Let’s mention that the actors Lee Kun-myung and Lee Kyung-joon were also alternatively cast to play the old Myung-woo on different dates. For the same reason, Jung Sung-hwa was also cast to act a male version of Wol-ha. Hu Do-yung and Kim Sung-kyu were also chosen to be the young Myung-woo. And Lim Kang-hee was another actress aimed to play the old Su-ah. Hong Eun-ju and Lee Ha-na were also respectively selected to play the young Su-ha and Shi-yeong.

All these esteemed artists were staged by Lee Ji-na and directed by Han Jin-sub. A complete team of different technicians supervised them for the different sides of their work. Do Yun was in charge of the stage costumes when Kim Yu-sun managed the make-up.
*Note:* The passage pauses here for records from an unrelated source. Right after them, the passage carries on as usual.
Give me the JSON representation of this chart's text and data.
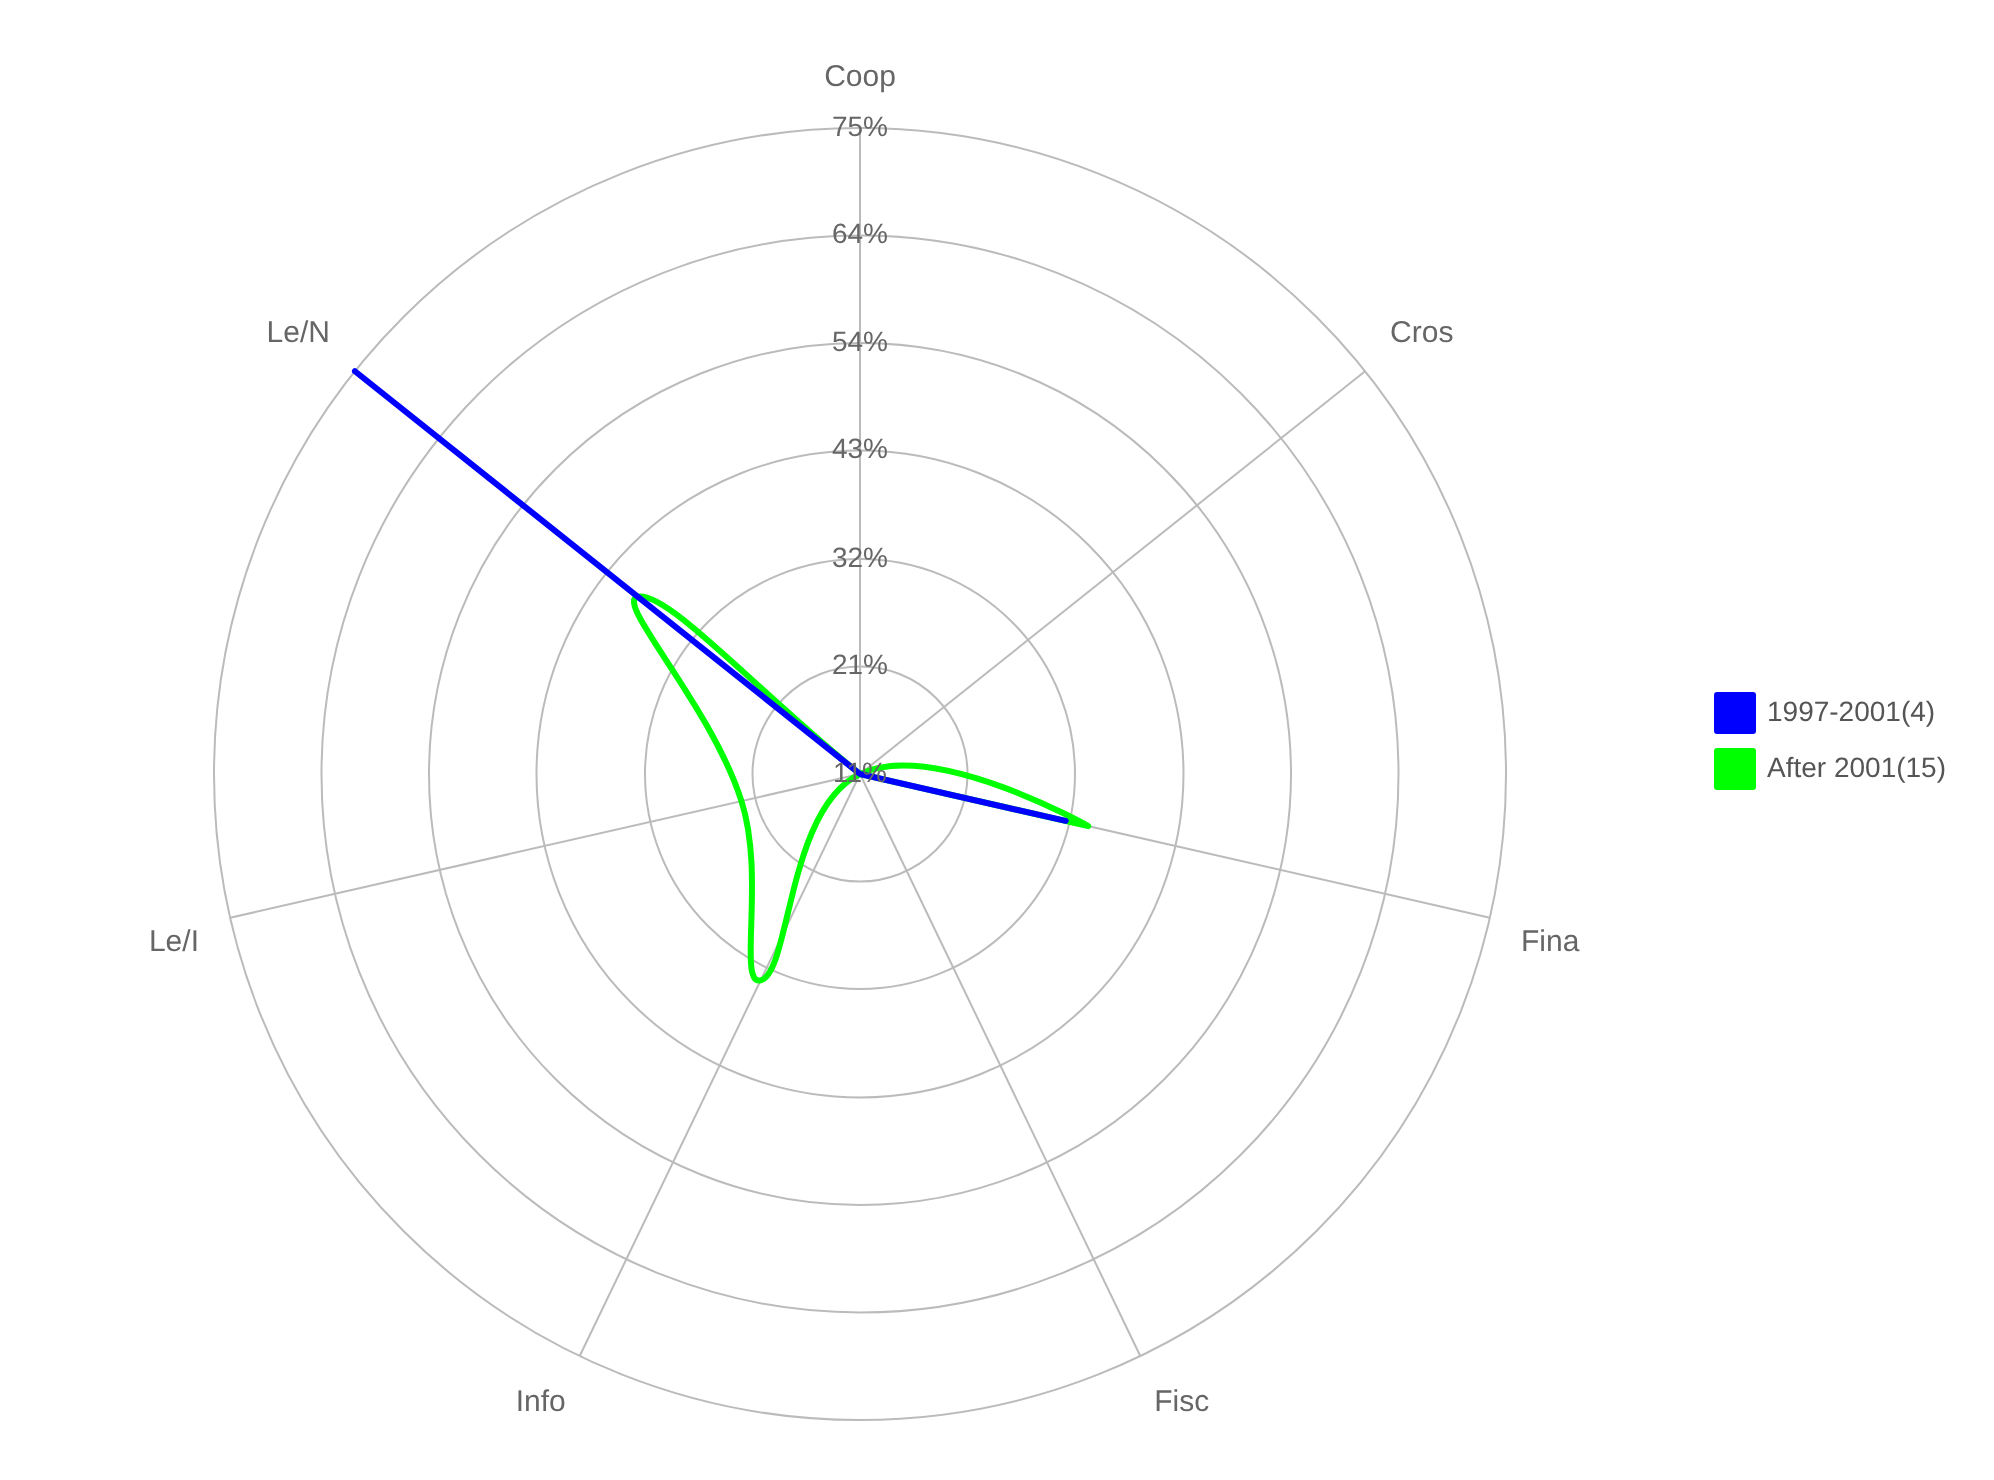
{
  "chart_data": {
    "type": "radar",
    "categories": [
      "Coop",
      "Cros",
      "Fina",
      "Fisc",
      "Info",
      "Le/I",
      "Le/N"
    ],
    "series": [
      {
        "name": "1997-2001(4)",
        "color": "#0000ff",
        "values": [
          10.7,
          10.7,
          31.7,
          10.7,
          10.7,
          10.7,
          75
        ]
      },
      {
        "name": "After 2001(15)",
        "color": "#00ff00",
        "values": [
          10.7,
          10.7,
          34,
          10.7,
          33.5,
          22.8,
          39
        ]
      }
    ],
    "ylim": [
      10.7,
      75
    ],
    "yticks": [
      {
        "value": 10.7,
        "label": "11%"
      },
      {
        "value": 21.4,
        "label": "21%"
      },
      {
        "value": 32.1,
        "label": "32%"
      },
      {
        "value": 42.9,
        "label": "43%"
      },
      {
        "value": 53.6,
        "label": "54%"
      },
      {
        "value": 64.3,
        "label": "64%"
      },
      {
        "value": 75,
        "label": "75%"
      }
    ],
    "grid": true,
    "legend": "right",
    "marker": "none",
    "line_style": "solid"
  }
}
The choreographer Su Byung-so developed the dance part and the accessories were prepared by Choi Hye-jin. As for the sound, the technician Jo Yung-jin took care of it.

The scenario was meticulously structured and composed of twelve actions:

– Standing under the shades of a street tree.
– Flying through the deep night.
– Girl.
– Sorrow.
– Whistle.
– Eternal love.
– Only her laugh.
– Sad love song.
– Gwanghwamun sonata.
– When love goes away.
– Old love.
– Memory is more than love.

Gwanghwamun Sonata was a musical very visual. The actions were aesthetical and colourful. The stage seemed more like a painting than a space dedicated to acting. A game with the lights was built with the music and the result was lyrical. The acts were clear and easy to understand even for a non-korean speaker. The costumes were particularly interesting as they represented the imaginary world of the artistic director and incited the audience to adapt their imaginary marks. Most of all, the music was amazing. Authentic artistic inheritance from a deceased composer and treasure of South Korea, the songs and melodies bring too much emotion from the stage until the spectators for you to not shed at least one tear during the performance. Imbued with poetry and sorrow, they were, are and stay the masterpiece of Gwanghwamun Sonata. My special mention as a lucky spectator goes to the actress Cha Ji-yun who definitely burnt the stage. Powerful voice associated with a powerful presence on stage, the excellent Cha Ji-yun was an Artist with a big A among the many other amazing artists. She completely created her own version of Wol-ha and turned this character into a god we can’t forget even after leaving our seat.